Alert Priority vs Severity

Two attributes; different. Both matter.

Priority and severity are different axes

Severity is impact. Sev1 means production is broken for users. Sev3 means a feature is degraded for a small cohort.

Priority is response order. P1 is acted on first; P3 waits. Within sev1 incidents, priority sequences the queue.

Conflating the two is why backlog grooming sessions devolve. A sev3 can still be P1 for a customer with a contractual deadline.

How to define severity

Sev1: revenue-impacting, customer-visible, no workaround.
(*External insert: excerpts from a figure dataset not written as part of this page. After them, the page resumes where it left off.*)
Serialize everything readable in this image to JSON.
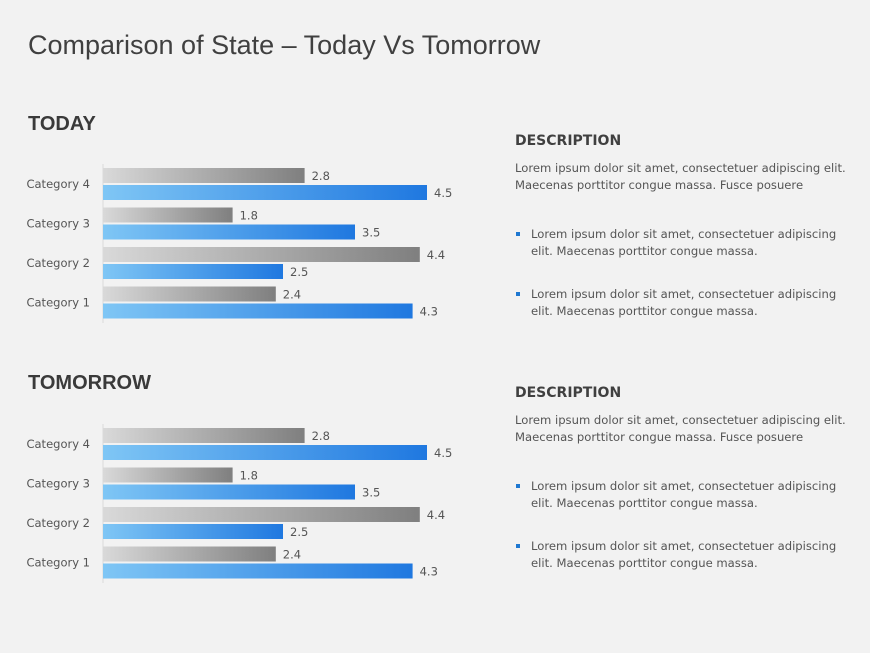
{
  "title": "Comparison of State – Today Vs Tomorrow",
  "colors": {
    "series_gray": [
      "#d9d9d9",
      "#7f7f7f"
    ],
    "series_blue": [
      "#7fc6f5",
      "#1f78e0"
    ],
    "bullet": "#1f78d1"
  },
  "chart_data": [
    {
      "type": "bar",
      "orientation": "horizontal",
      "title": "TODAY",
      "categories": [
        "Category 1",
        "Category 2",
        "Category 3",
        "Category 4"
      ],
      "series": [
        {
          "values": [
            2.4,
            4.4,
            1.8,
            2.8
          ],
          "color": "gray"
        },
        {
          "values": [
            4.3,
            2.5,
            3.5,
            4.5
          ],
          "color": "blue"
        }
      ],
      "xlim": [
        0,
        4.5
      ],
      "data_labels": true,
      "grid": false
    },
    {
      "type": "bar",
      "orientation": "horizontal",
      "title": "TOMORROW",
      "categories": [
        "Category 1",
        "Category 2",
        "Category 3",
        "Category 4"
      ],
      "series": [
        {
          "values": [
            2.4,
            4.4,
            1.8,
            2.8
          ],
          "color": "gray"
        },
        {
          "values": [
            4.3,
            2.5,
            3.5,
            4.5
          ],
          "color": "blue"
        }
      ],
      "xlim": [
        0,
        4.5
      ],
      "data_labels": true,
      "grid": false
    }
  ],
  "descriptions": [
    {
      "heading": "DESCRIPTION",
      "text": "Lorem ipsum dolor sit amet, consectetuer adipiscing elit. Maecenas porttitor  congue massa. Fusce posuere",
      "bullets": [
        "Lorem ipsum dolor sit amet, consectetuer adipiscing elit. Maecenas porttitor  congue massa.",
        "Lorem ipsum dolor sit amet, consectetuer adipiscing elit. Maecenas porttitor  congue massa."
      ]
    },
    {
      "heading": "DESCRIPTION",
      "text": "Lorem ipsum dolor sit amet, consectetuer adipiscing elit. Maecenas porttitor  congue massa. Fusce posuere",
      "bullets": [
        "Lorem ipsum dolor sit amet, consectetuer adipiscing elit. Maecenas porttitor  congue massa.",
        "Lorem ipsum dolor sit amet, consectetuer adipiscing elit. Maecenas porttitor  congue massa."
      ]
    }
  ]
}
Page on-call, call the war room.

Sev2: degraded but not broken. Workaround exists. Ticket, business-hours response.

Sev3: minor or cosmetic. Backlog. Triage at next standup.

How to define priority

P1: do this right now. Cancels other work.

P2: do this in this sprint. Blocks the next.

P3: backlog. Reviewed at planning.

Mapping the two

Most sev1 incidents are P1. Most sev3 issues are P3. The interesting cases are sev2/P1 (a workaround exists, but the customer pays for fast fix) and sev1/P2 (production broken but contained, post-incident work scheduled).

Build a small RACI matrix that maps both onto on-call runbooks and backlog grooming.

Both fields are required for any new ticket or alert.

Standardize before scaling

Pick definitions before adding more teams. Late renames break dashboards and runbooks.

Keep three tiers each. More tiers fragment the data without improving response.

Audit usage quarterly. Tier inflation (everyone tags everything sev1) is the failure mode to watch.